Equipped with barbed-wire and stretching nearly four football fields in length, the mock wall will divide the UA mall for ten days, creating a significant traffic disruption on campus. Their project is a statement on the impact of border walls like the wall on the US/Mexico border and the Israel/Palestine wall. Both situations share similar aspects of separation, segregation and militarization, say the students.
UA No Más Muertes/No More Deaths collaborated with several other groups working for nearly 8 months to bring this project to fruition, securing permits and insurance. The fencing , entitled "Wall to Wall - Concrete Connections/Conexiones Concretas," will be decorated with information, signs, messages, pictures and art to encourage dialogue and spread awareness of the issue of immigration, occupation and injustice.
The students say they are alarmed by increasing anti-immigrant legislation and sentiment throughout Arizona and the country. They note what they call "the ongoing repression of migrants, indigenous peoples and communities of color by U.S. Border Patrol and Immigration and Customs Enforcement (ICE) forces." The students also point to more than 6000 human remains recovered from the U.S./Mexico desert borderlands since the early 1990's, when the U.S. instituted harsh "deterrence" strategies targeting migrants crossing into the U.S.
The students' statement of purpose reads, "By voluntarily giving up the unjust privileges that we enjoy -- and symbolically taking those privileges away from you, our fellow students, faculty, administration and staff -- we aim to create an unavoidable crisis on campus to expose the larger human catastrophe which our community, by and large, continually fails to see..."
The mock wall also represents the harmful effects of Israel's apartheid wall that punctuates the Palestinian West Bank. An outgrowth of a 44-year military occupation, paid for by $3 billion in annual U.S. military aid, and built on occupied Palestinian territory, the wall was deemed illegal by the United Nations International Court of Justice in July 2004.
A Palestinian-American UA Engineering graduate student and coordinator of UA No Más Muertes' Palestinian solidarity program will lead guided tours of the mock wall's Palestine portion. Born in Hebron in the Israeli-occupied West Bank, this student was raised and schooled in Palestine, before moving to Tucson with his family while still in high school.
Packed into a 387-acre area of central Tucson, the University of Arizona educates and employs more than 50,000 students, faculty and staff, outnumbering the State of Arizona as the largest public employer in Southern Arizona.

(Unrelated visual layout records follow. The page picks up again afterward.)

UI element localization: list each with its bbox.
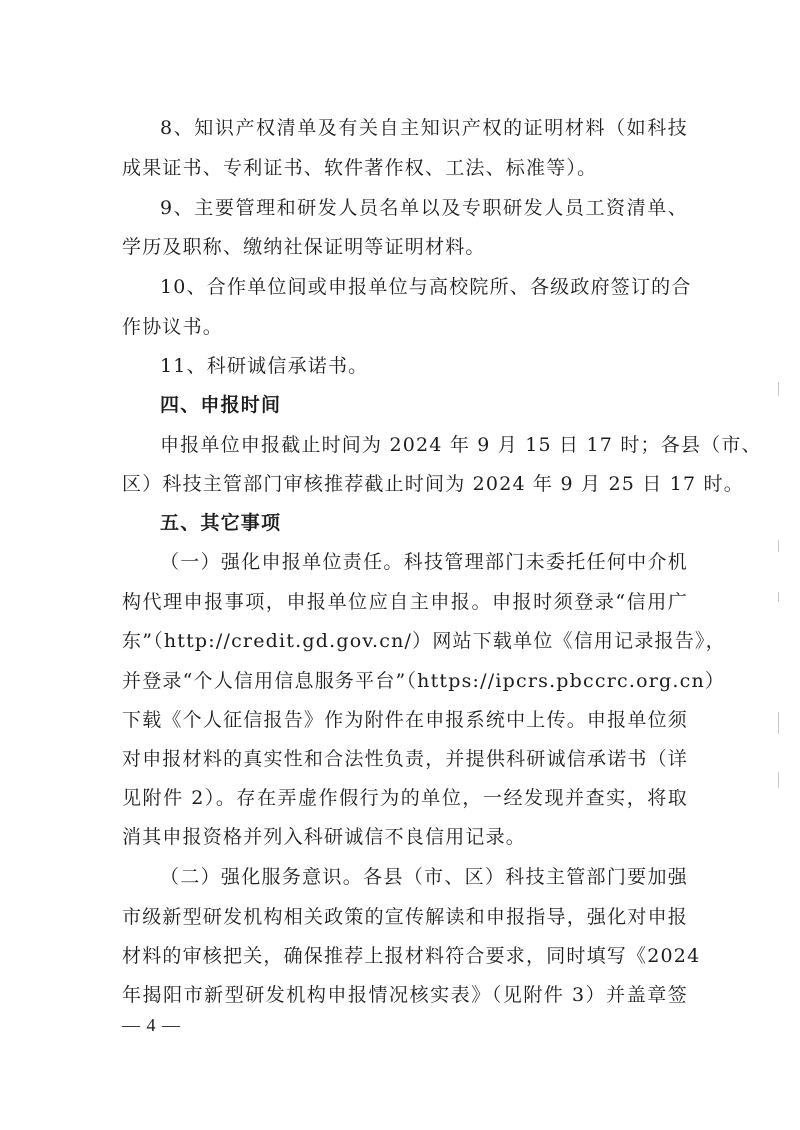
scan-mark xyxy=(778,540,779,552)
deadline-line-2: 区）科技主管部门审核推荐截止时间为 2024 年 9 月 25 日 17 时。 xyxy=(122,473,744,495)
deadline-line-1: 申报单位申报截止时间为 2024 年 9 月 15 日 17 时；各县（市、 xyxy=(160,434,762,456)
para-1-line-6: 对申报材料的真实性和合法性负责，并提供科研诚信承诺书（详 xyxy=(122,748,688,770)
section-heading-5: 五、其它事项 xyxy=(160,512,282,534)
page-number: — 4 — xyxy=(122,1015,181,1035)
para-2-line-3: 材料的审核把关，确保推荐上报材料符合要求，同时填写《2024 xyxy=(122,945,701,967)
item-10-line-2: 作协议书。 xyxy=(122,316,224,338)
scan-mark xyxy=(778,592,779,602)
para-2-line-4: 年揭阳市新型研发机构申报情况核实表》（见附件 3）并盖章签 xyxy=(122,984,688,1006)
para-1-line-7: 见附件 2）。存在弄虚作假行为的单位，一经发现并查实，将取 xyxy=(122,787,688,809)
para-1-line-8: 消其申报资格并列入科研诚信不良信用记录。 xyxy=(122,826,527,848)
para-1-line-2: 构代理申报事项，申报单位应自主申报。申报时须登录“信用广 xyxy=(122,591,688,613)
para-1-line-5: 下载《个人征信报告》作为附件在申报系统中上传。申报单位须 xyxy=(122,709,688,731)
scan-mark xyxy=(778,712,779,734)
scan-mark xyxy=(778,382,779,396)
para-1-line-1: （一）强化申报单位责任。科技管理部门未委托任何中介机 xyxy=(160,551,688,573)
item-9-line-2: 学历及职称、缴纳社保证明等证明材料。 xyxy=(122,236,486,258)
para-1-line-3: 东”（http://credit.gd.gov.cn/）网站下载单位《信用记录报告》， xyxy=(122,630,726,652)
item-9-line-1: 9、主要管理和研发人员名单以及专职研发人员工资清单、 xyxy=(160,197,688,219)
section-heading-4: 四、申报时间 xyxy=(160,394,282,416)
para-1-line-4: 并登录“个人信用信息服务平台”（https://ipcrs.pbccrc.org.cn） xyxy=(122,670,726,692)
item-11-line: 11、科研诚信承诺书。 xyxy=(160,355,369,377)
para-2-line-1: （二）强化服务意识。各县（市、区）科技主管部门要加强 xyxy=(160,866,688,888)
item-8-line-2: 成果证书、专利证书、软件著作权、工法、标准等）。 xyxy=(122,157,598,179)
item-10-line-1: 10、合作单位间或申报单位与高校院所、各级政府签订的合 xyxy=(160,276,692,298)
para-2-line-2: 市级新型研发机构相关政策的宣传解读和申报指导，强化对申报 xyxy=(122,906,688,928)
item-8-line-1: 8、知识产权清单及有关自主知识产权的证明材料（如科技 xyxy=(160,117,688,139)
scan-mark xyxy=(778,772,779,788)
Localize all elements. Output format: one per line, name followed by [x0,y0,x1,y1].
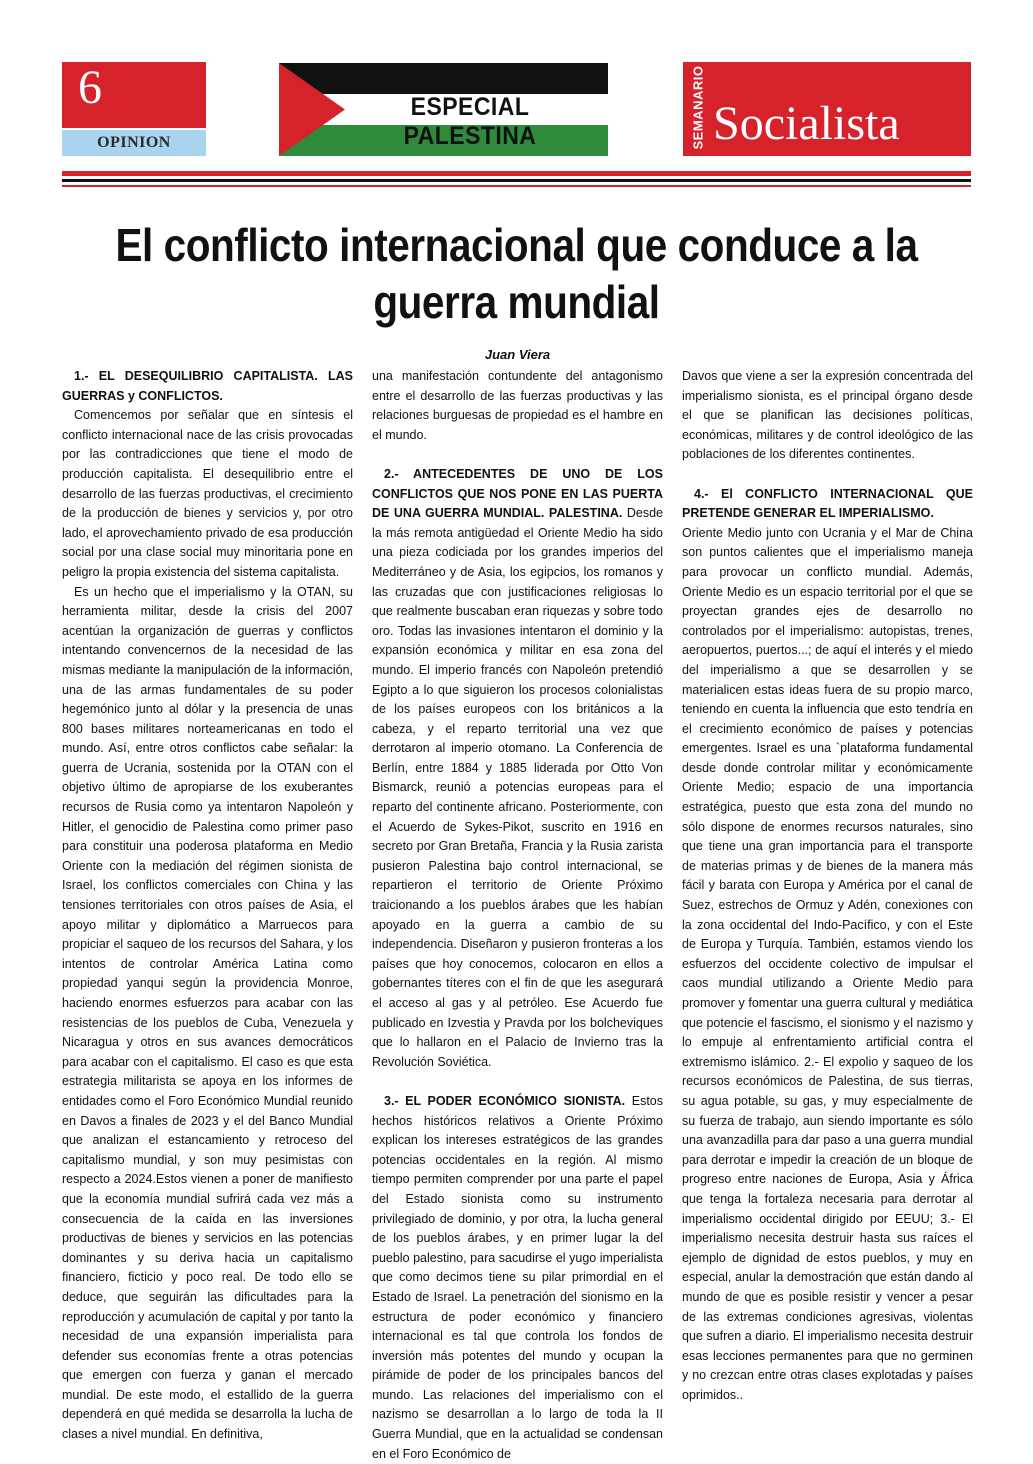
paragraph: Oriente Medio junto con Ucrania y el Mar de China son puntos calientes que el imperialismo maneja para provocar un conflicto mundial. Además, Oriente Medio es un espacio territorial por el que se proyectan grandes ejes de desarrollo no controlados por el imperialismo: autopistas, trenes, aeropuertos, puertos...; de aquí el interés y el miedo del imperialismo a que se desarrollen y se materialicen estas ideas fuera de su propio marco, teniendo en cuenta la influencia que esto tendría en el crecimiento económico de países y potencias emergentes. Israel es una `plataforma fundamental desde donde controlar militar y económicamente Oriente Medio; espacio de una importancia estratégica, puesto que esta zona del mundo no sólo dispone de enormes recursos naturales, sino que tiene una gran importancia para el transporte de materias primas y de bienes de la manera más fácil y barata con Europa y América por el canal de Suez, estrechos de Ormuz y Adén, conexiones con la zona occidental del Indo-Pacífico, y con el Este de Europa y Turquía. También, estamos viendo los esfuerzos del occidente colectivo de impulsar el caos mundial utilizando a Oriente Medio para promover y fomentar una guerra cultural y mediática que potencie el fascismo, el sionismo y el nazismo y lo empuje al enfrentamiento artificial contra el extremismo islámico. 2.- El expolio y saqueo de los recursos económicos de Palestina, de sus tierras, su agua potable, su gas, y muy especialmente de su fuerza de trabajo, aun siendo importante es sólo una avanzadilla para dar paso a una guerra mundial para derrotar e impedir la creación de un bloque de progreso entre naciones de Europa, Asia y África que tenga la fortaleza necesaria para derrotar al imperialismo occidental dirigido por EEUU; 3.- El imperialismo necesita destruir hasta sus raíces el ejemplo de dignidad de estos pueblos, y muy en especial, anular la demostración que están dando al mundo de que es posible resistir y vencer a pesar de las extremas condiciones agresivas, violentas que sufren a diario. El imperialismo necesita destruir esas lecciones permanentes para que no germinen y no crezcan entre otras clases explotadas y países oprimidos.. [682,525,973,1402]
article-column-1 [62,367,353,1445]
paragraph: Comencemos por señalar que en síntesis el conflicto internacional nace de las crisis provocadas por las contradicciones que tiene el modo de producción capitalista. El desequilibrio entre el desarrollo de las fuerzas productivas, el crecimiento de la producción de bienes y servicios y, por otro lado, el aprovechamiento privado de esa producción social por una clase social muy minoritaria pone en peligro la propia existencia del sistema capitalista. [62,408,353,579]
headline-line-1: El conflicto internacional que conduce a la [115,219,918,271]
headline-line-2: guerra mundial [373,276,660,328]
paragraph: Estos hechos históricos relativos a Oriente Próximo explican los intereses estratégicos de las grandes potencias occidentales en la región. Al mismo tiempo permiten comprender por una parte el papel del Estado sionista como su instrumento privilegiado de dominio, y por otra, la lucha general de los pueblos árabes, y en primer lugar la del pueblo palestino, para sacudirse el yugo imperialista que como decimos tiene su pilar primordial en el Estado de Israel. La penetración del sionismo en la estructura de poder económico y financiero internacional es tal que controla los fondos de inversión más potentes del mundo y ocupan la pirámide de poder de los principales bancos del mundo. Las relaciones del imperialismo con el nazismo se desarrollan a lo largo de toda la II Guerra Mundial, que en la actualidad se condensan en el Foro Económico de [372,1093,663,1461]
section-heading-4: 4.- El CONFLICTO INTERNACIONAL QUE PRETENDE GENERAR EL IMPERIALISMO. [682,486,973,521]
article-headline [97,217,936,331]
page-number: 6 [78,61,102,114]
section-heading-3: 3.- EL PODER ECONÓMICO SIONISTA. [384,1093,626,1108]
header-rule-red [62,171,971,176]
paragraph: Desde la más remota antigüedad el Oriente Medio ha sido una pieza codiciada por los grandes imperios del Mediterráneo y de Asia, los egipcios, los romanos y las cruzadas que con justificaciones religiosas lo que realmente buscaban eran riquezas y sobre todo oro. Todas las invasiones intentaron el dominio y la expansión económica y militar en esa zona del mundo. El imperio francés con Napoleón pretendió Egipto a lo que siguieron los procesos colonialistas de los países europeos con los británicos a la cabeza, y el reparto territorial una vez que derrotaron al imperio otomano. La Conferencia de Berlín, entre 1884 y 1885 liderada por Otto Von Bismarck, reunió a potencias europeas para el reparto del continente africano. Posteriormente, con el Acuerdo de Sykes-Pikot, suscrito en 1916 en secreto por Gran Bretaña, Francia y la Rusia zarista pusieron Palestina bajo control internacional, se repartieron el territorio de Oriente Próximo traicionando a los pueblos árabes que les habían apoyado en la guerra a cambio de su independencia. Diseñaron y pusieron fronteras a los países que hoy conocemos, colocaron en ellos a gobernantes títeres con el fin de que les asegurará el acceso al gas y al petróleo. Ese Acuerdo fue publicado en Izvestia y Pravda por los bolcheviques que lo hallaron en el Palacio de Invierno tras la Revolución Soviética. [372,506,663,1069]
section-heading-1: 1.- EL DESEQUILIBRIO CAPITALISTA. LAS GUERRAS y CONFLICTOS. [62,369,353,403]
article-byline: Juan Viera [484,347,551,362]
article-column-3 [682,367,973,1405]
header-rule-black [62,179,971,182]
section-heading-2: 2.- ANTECEDENTES DE UNO DE LOS CONFLICTOS QUE NOS PONE EN LAS PUERTA DE UNA GUERRA MUNDIAL. PALESTINA. [372,466,663,521]
article-column-2 [372,367,663,1464]
special-section-title: ESPECIAL PALESTINA [403,93,537,150]
paragraph: Es un hecho que el imperialismo y la OTAN, su herramienta militar, desde la crisis del 2007 acentúan la organización de guerras y conflictos intentando convencernos de la necesidad de las mismas mediante la manipulación de la información, una de las armas fundamentales de su poder hegemónico junto al dólar y la presencia de unas 800 bases militares norteamericanas en todo el mundo. Así, entre otros conflictos cabe señalar: la guerra de Ucrania, sostenida por la OTAN con el objetivo último de apropiarse de los exuberantes recursos de Rusia como ya intentaron Napoleón y Hitler, el genocidio de Palestina como primer paso para constituir una poderosa plataforma en Medio Oriente con la mediación del régimen sionista de Israel, los conflictos comerciales con China y las tensiones territoriales con otros países de Asia, el apoyo militar y diplomático a Marruecos para propiciar el saqueo de los recursos del Sahara, y los intentos de controlar América Latina como propiedad yanqui según la providencia Monroe, haciendo enormes esfuerzos para acabar con las resistencias de los pueblos de Cuba, Venezuela y Nicaragua y otros en sus avances democráticos para acabar con el capitalismo. El caso es que esta estrategia militarista se apoya en los informes de entidades como el Foro Económico Mundial reunido en Davos a finales de 2023 y el del Banco Mundial que analizan el estancamiento y retroceso del capitalismo mundial, y son muy pesimistas con respecto a 2024.Estos vienen a poner de manifiesto que la economía mundial sufrirá cada vez más a consecuencia de la caída en las inversiones productivas de bienes y servicios en las potencias dominantes y su deriva hacia un capitalismo financiero, ficticio y poco real. De todo ello se deduce, que seguirán las dificultades para la reproducción y acumulación de capital y por tanto la necesidad de una expansión imperialista para defender sus economías frente a otras potencias que emergen con fuerza y ganan el mercado mundial. De este modo, el estallido de la guerra dependerá en qué medida se desarrolla la lucha de clases a nivel mundial. En definitiva, [62,584,353,1442]
masthead-title: Socialista [713,97,900,150]
section-label: OPINION [97,134,171,151]
masthead-subtitle: SEMANARIO [690,65,706,150]
paragraph: una manifestación contundente del antagonismo entre el desarrollo de las fuerzas productivas y las relaciones burguesas de propiedad es el hambre en el mundo. [372,369,663,442]
header-rule-red-thin [62,185,971,187]
paragraph: Davos que viene a ser la expresión concentrada del imperialismo sionista, es el principal órgano desde el que se planifican las decisiones políticas, económicas, militares y de control ideológico de las poblaciones de los diferentes continentes. [682,369,973,462]
flag-black-stripe [279,63,608,94]
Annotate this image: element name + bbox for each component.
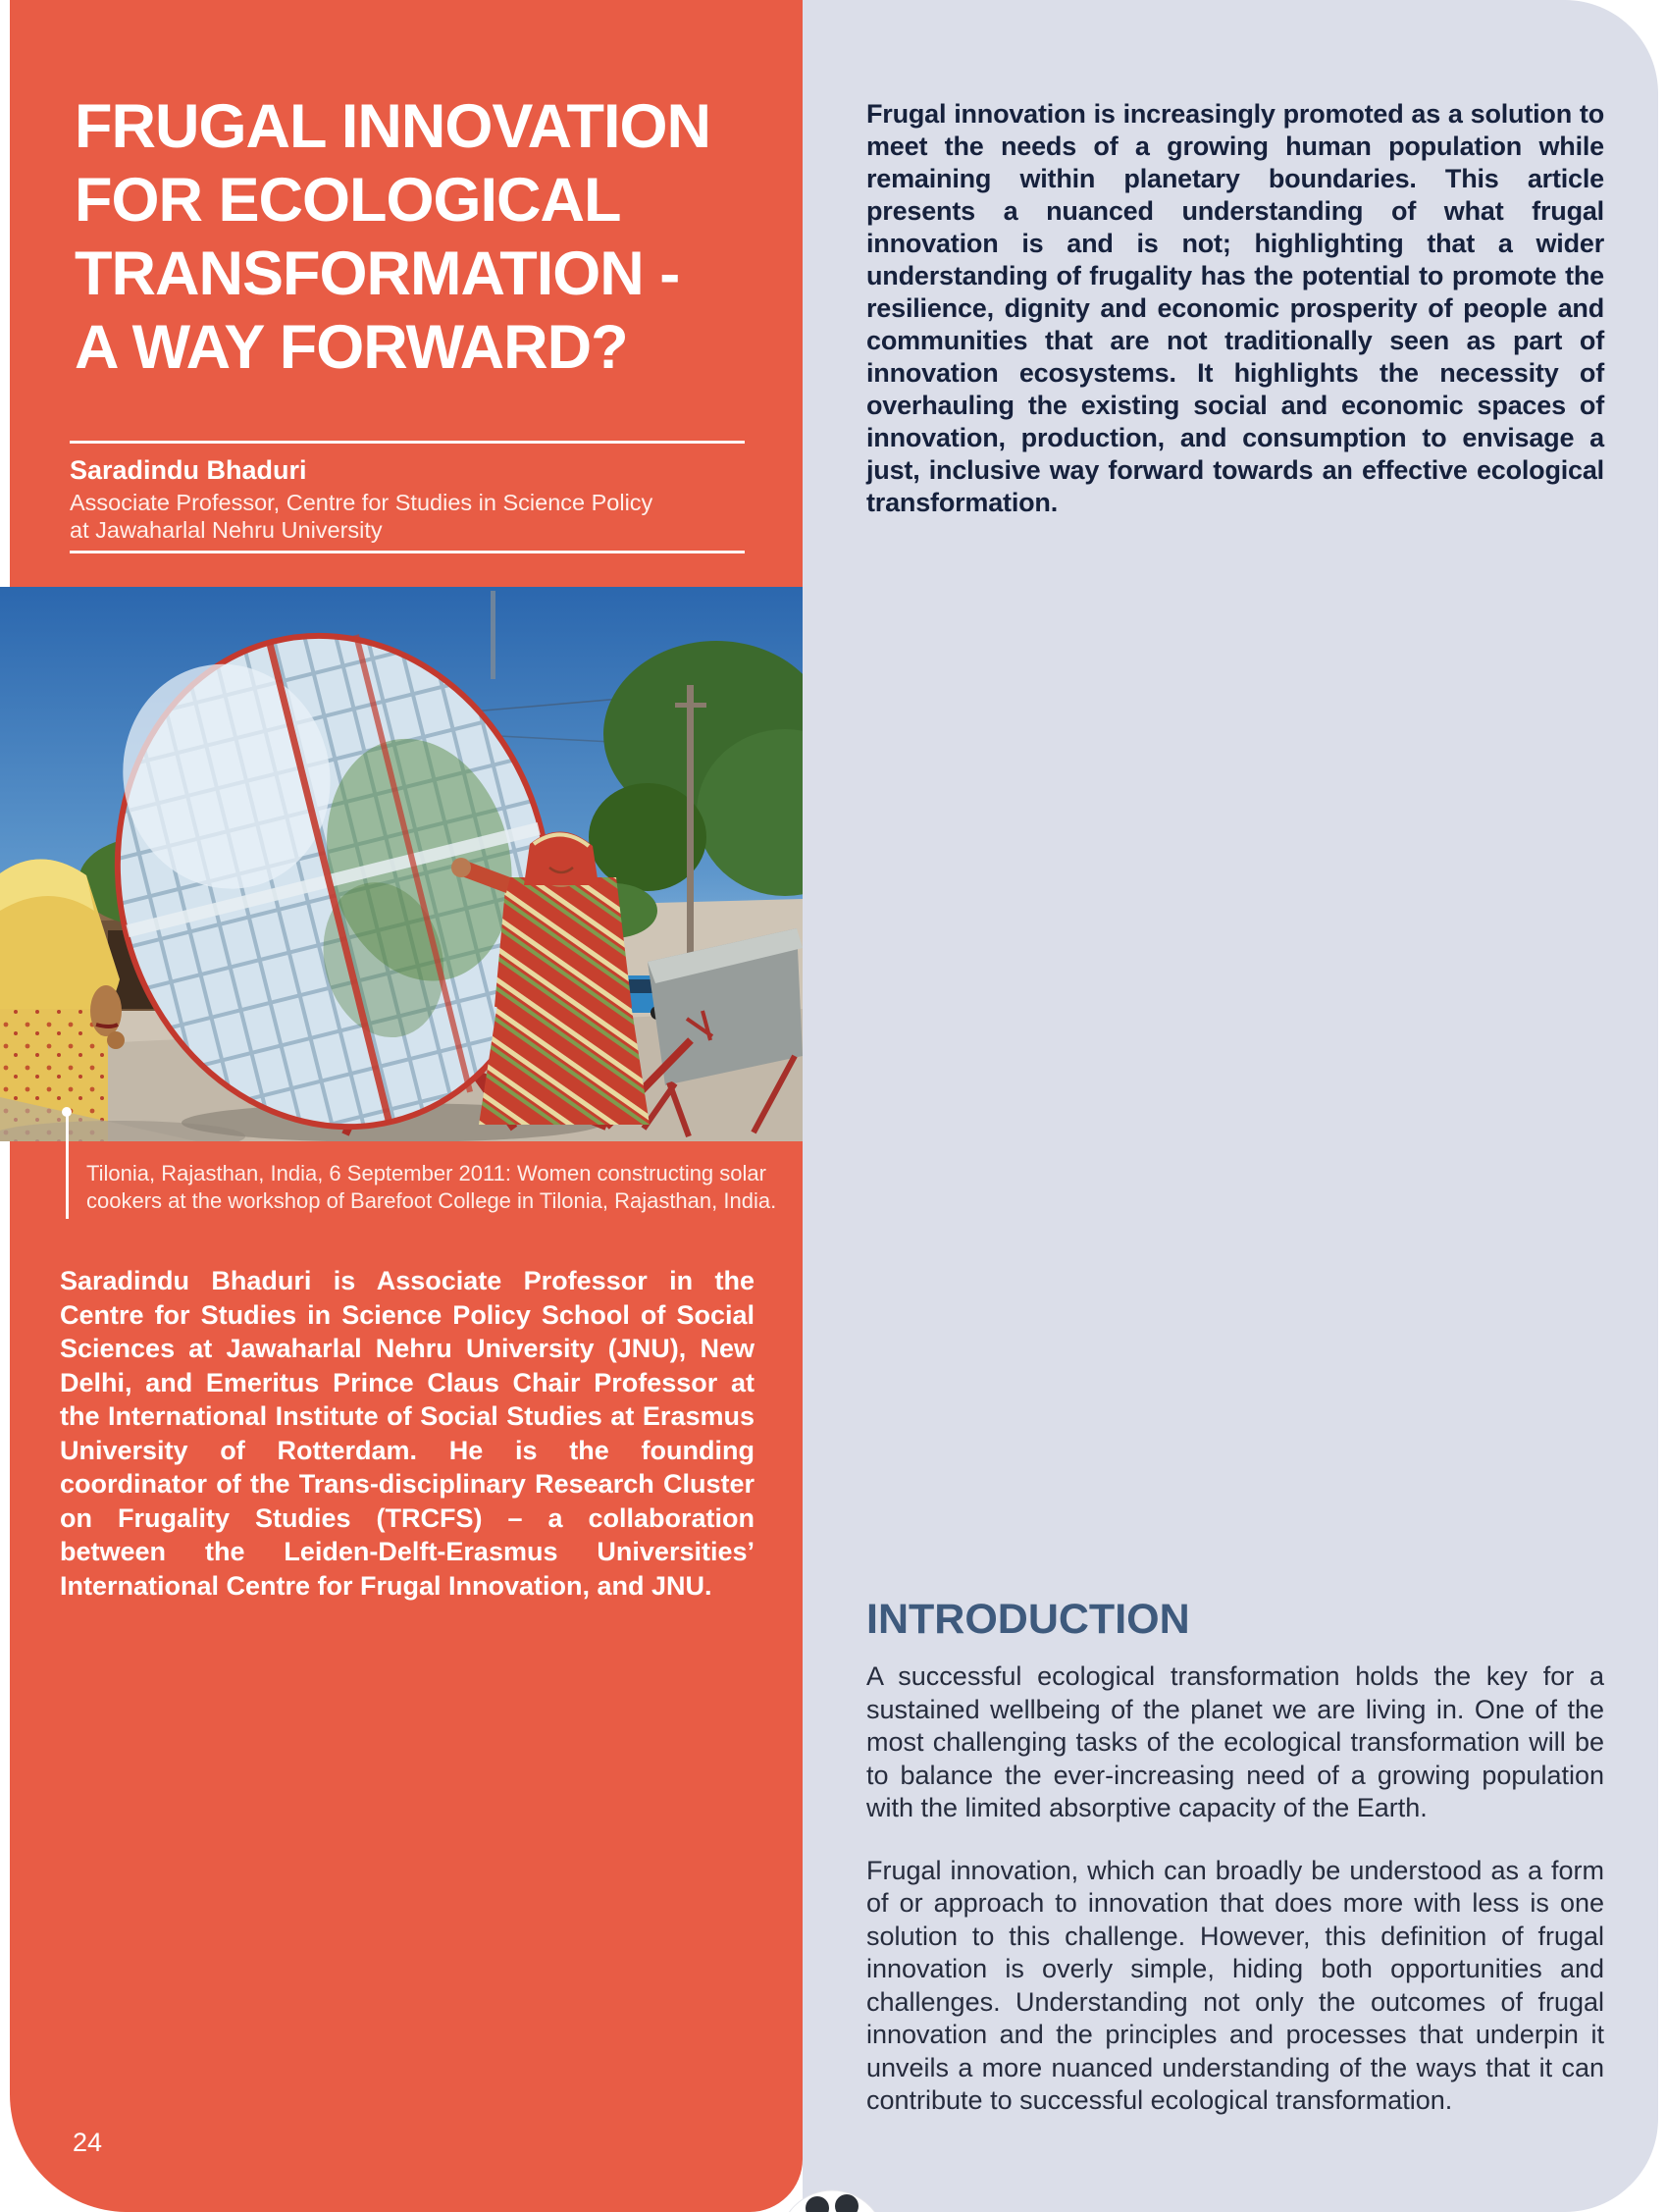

That makes it a good target for mass disruption, the students say.
"We won't let daily life continue while people are dying and suffering from abominable policies being funded with U.S. tax dollars," stated UA NMM coordinator and native Tucsonan, Gabriel Matthew Schivone. "We aim to disturb, to trouble our peers .... We hope to quicken the conscience of our community and shake them into action to end these abuses."
Several of the organizers come from backgrounds that correspond with those victimized by U.S. policy in AZ, Palestine, and beyond. Schivone is a Chicano-Jewish American whose mother was born in Mexico, crossed as a child and was naturalized while in her twenties.
NMM co-coordinator Daniel Curiel, was born on the now-militarized borderline dividing Yuma, AZ, from San Luís Río Colorado, Sonora. He says: "As a child and adolescent, I grew up witnessing the increasingly ravaging militarization of the border -- which to begin with, made the effort of just seeing my family and friends on the other side very difficult; I saw them less and less as the years went by."
Groups collaborating on the effort along with No More Deaths include Social Justice League, UA for Border Justice, JUNTOS, UNIDOS, Women's Resource Center, Vagina, AZ Jewish Voice for Peace, Students for Justice in Palestine, among others.